We used to have a word for people who judged their fellow man based on the colour of their skin instead of the content of their character. It is a real pity that that term has very little meaning today.
Author: Jonathan Witt is an outspoken classical liberal and co-host of the acclaimed podcast, The Renegade Report, on CliffCentral.
Harald Sitta
I checked mine, I like it and i have decided to enjoy it. Champagne please !!
Peter Wiles
When someone has athletic ability we often use terms like “gifted” to describe them. This is not problematic is it? I watched that video and I didn’t get the sense it was trying to tell me to un-privilege myself, but to be aware that I am privileged like the athlete who is aware they are somehow gifted. If people are not aware of their privilege it can easily lead to people looking down on others without considering their circumstances. I agree that we should not eschew the privilege we have (I could never undo my education, for example, and I will do everything I can to use my education to educate my children), but we should be aware of it because it will make us more compassionate and fight harder for equal access and opportunity.
katman
As the author states here, acknowledging your privilege does not alter the situation at all. All it does is offer some kind of superficial absolution, if you do your acknowledging in a public forum. So privileged wokes fall over their feet to unburden themselves by publicly owning up to their advantage, knowing that it won’t affect their advantage in the slightest. But it will buy them endless social credibility. Which is why so many “progressive” South African whites have built their social media personas around this godawful practice of signalling their virtue on a daily basis, most likely from their Macbook Air in some craft coffee shop over a R35 chai latte.
Peter Wiles
I agree that self-promotion about how virtuous one is because one is socially aware is problematic, but that doesn’t make the case of being socially aware in itself a problem – I don’t think we should stop trying to think about these things just because some people use it as a way to build their social credibility.

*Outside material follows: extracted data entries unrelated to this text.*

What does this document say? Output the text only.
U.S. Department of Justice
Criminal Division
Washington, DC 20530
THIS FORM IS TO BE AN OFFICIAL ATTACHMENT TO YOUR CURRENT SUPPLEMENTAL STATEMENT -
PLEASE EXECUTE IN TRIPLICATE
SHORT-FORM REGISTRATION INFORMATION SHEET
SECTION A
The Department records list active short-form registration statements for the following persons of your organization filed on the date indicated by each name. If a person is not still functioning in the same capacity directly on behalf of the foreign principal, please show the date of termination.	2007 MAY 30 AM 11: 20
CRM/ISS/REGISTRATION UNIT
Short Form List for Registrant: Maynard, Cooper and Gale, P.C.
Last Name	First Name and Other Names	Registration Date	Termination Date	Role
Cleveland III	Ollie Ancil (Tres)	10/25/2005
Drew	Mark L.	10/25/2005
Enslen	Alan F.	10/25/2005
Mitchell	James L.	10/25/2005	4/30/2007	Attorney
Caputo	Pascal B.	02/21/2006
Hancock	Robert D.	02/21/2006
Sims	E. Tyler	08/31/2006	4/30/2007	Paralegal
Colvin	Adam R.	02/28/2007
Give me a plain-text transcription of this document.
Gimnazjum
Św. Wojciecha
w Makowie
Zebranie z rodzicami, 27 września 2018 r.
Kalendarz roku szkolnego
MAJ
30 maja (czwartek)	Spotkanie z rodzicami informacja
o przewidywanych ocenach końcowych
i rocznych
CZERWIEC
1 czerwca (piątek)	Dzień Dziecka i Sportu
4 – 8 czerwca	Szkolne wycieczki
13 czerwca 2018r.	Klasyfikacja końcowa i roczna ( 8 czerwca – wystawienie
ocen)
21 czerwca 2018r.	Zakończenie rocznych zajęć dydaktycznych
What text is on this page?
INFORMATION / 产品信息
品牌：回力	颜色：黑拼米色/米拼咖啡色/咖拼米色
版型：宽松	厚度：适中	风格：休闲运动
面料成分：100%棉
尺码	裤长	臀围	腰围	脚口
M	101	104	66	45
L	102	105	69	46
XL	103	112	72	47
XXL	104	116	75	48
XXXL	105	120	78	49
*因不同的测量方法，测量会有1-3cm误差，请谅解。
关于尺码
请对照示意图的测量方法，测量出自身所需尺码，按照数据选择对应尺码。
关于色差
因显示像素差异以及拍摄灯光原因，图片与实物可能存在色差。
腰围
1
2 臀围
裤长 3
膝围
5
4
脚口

I think there can be benefits to the awareness of privileges in society because only a society that is aware of the injustices within it can do anything about those injustices. At one point in Britain it was accepted that slave-owning was fine; it took members of the public becoming fully aware of the relative positions of slaves and masters in the colonies, then campaigning against the privileges the law afforded to slave owners to convince the general public to vote to take those privileges away by emancipating slaves (and paying out the owners). In this case, the free people of Britain, who were privileged in that they were free and able to vote where others were unfree and unable to vote, voted against their own better interests (their goods were cheaper because of slave labour and they, as taxpayers, were the ones who ultimately paid money to free the slaves). In a similar vein, Dickens and other 19th century writers made the novel-reading electorate more aware of the conditions in factories and of child-labour, among others, which led to movements that improved conditions for the working class.

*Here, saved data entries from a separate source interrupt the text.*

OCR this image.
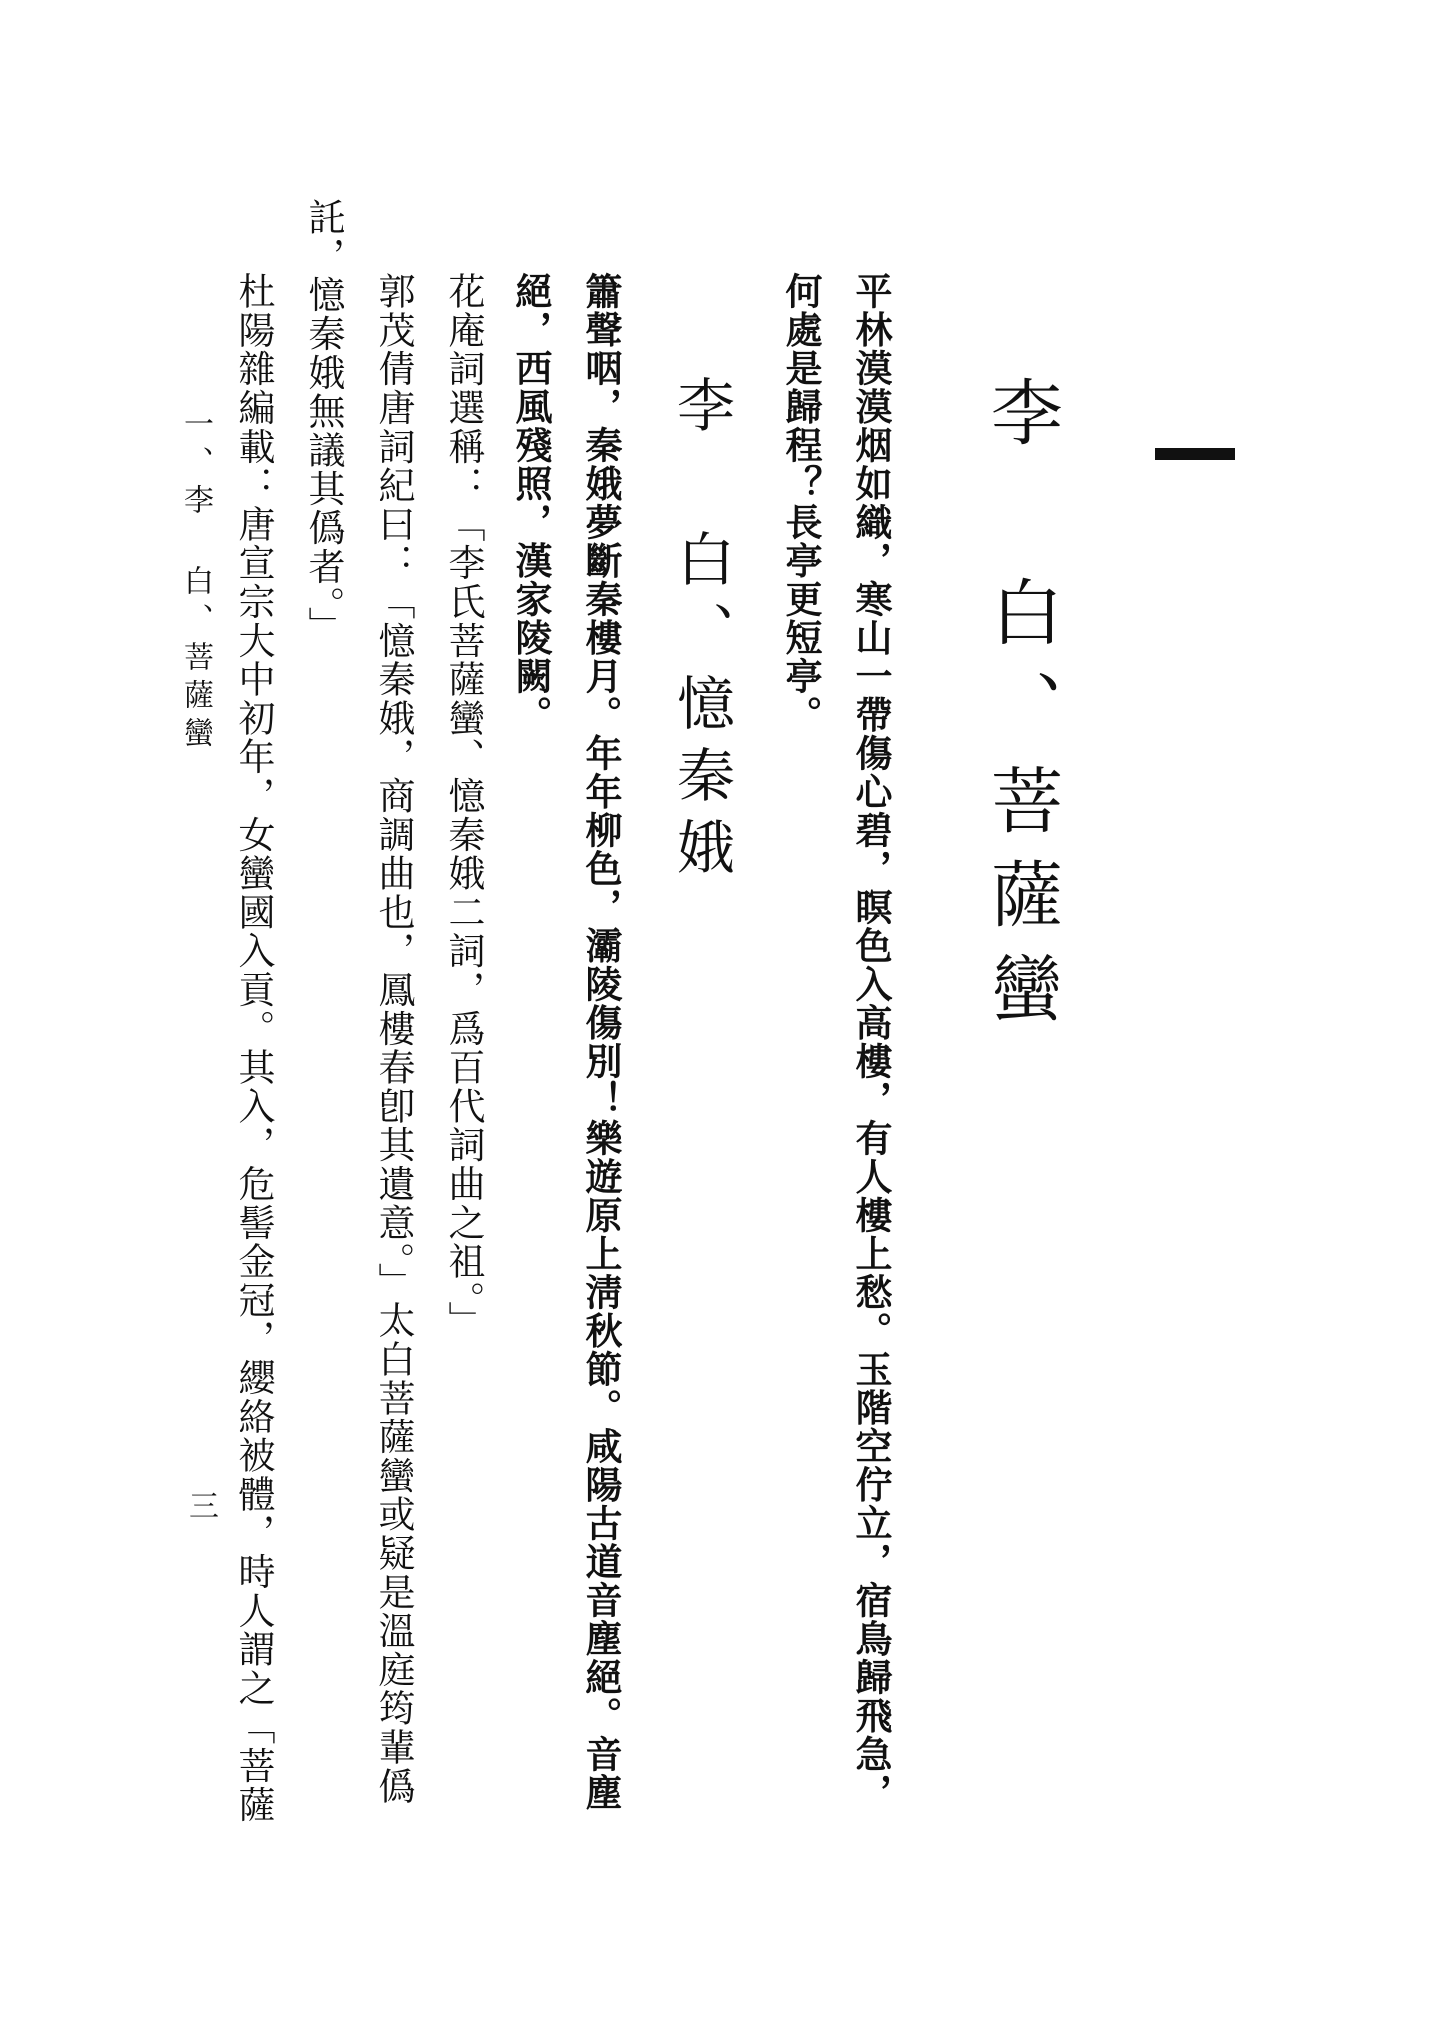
李 白、菩薩蠻
平林漠漠烟如織，寒山一帶傷心碧，瞑色入高樓，有人樓上愁。玉階空佇立，宿鳥歸飛急，
何處是歸程？長亭更短亭。
李 白、憶秦娥
簫聲咽，秦娥夢斷秦樓月。年年柳色，灞陵傷別！樂遊原上淸秋節。咸陽古道音塵絕。音塵
絕，西風殘照，漢家陵闕。
花庵詞選稱：「李氏菩薩蠻、憶秦娥二詞，爲百代詞曲之祖。」
郭茂倩唐詞紀曰：「憶秦娥，商調曲也，鳳樓春卽其遺意。」太白菩薩蠻或疑是溫庭筠輩僞
託，憶秦娥無議其僞者。」
杜陽雜編載：唐宣宗大中初年，女蠻國入貢。其入，危髻金冠，纓絡被體，時人謂之「菩薩
一、李 白、菩薩蠻
三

I think that discussion of privilege is useful to the
extent that it is about the issue and not about self-aggrandizement, and
to the extent that is about positive public discourse rather than
attacking people.
Paining
“However, forcing those with opportunity to feel guilt or relinquish their “privilege” is not the answer.” Indeed. It might help however to encourage some guilt into those parents who bring children into the world knowing full well that their offspring will be severely disadvantaged. The poor soul has no choice in the matter – I strongly suspect that if, hypothetically, it did, it would ensure the sperm missed the egg. That might help curb the increasing numbers of disadvantaged children? OK, not PC, so forget the idea.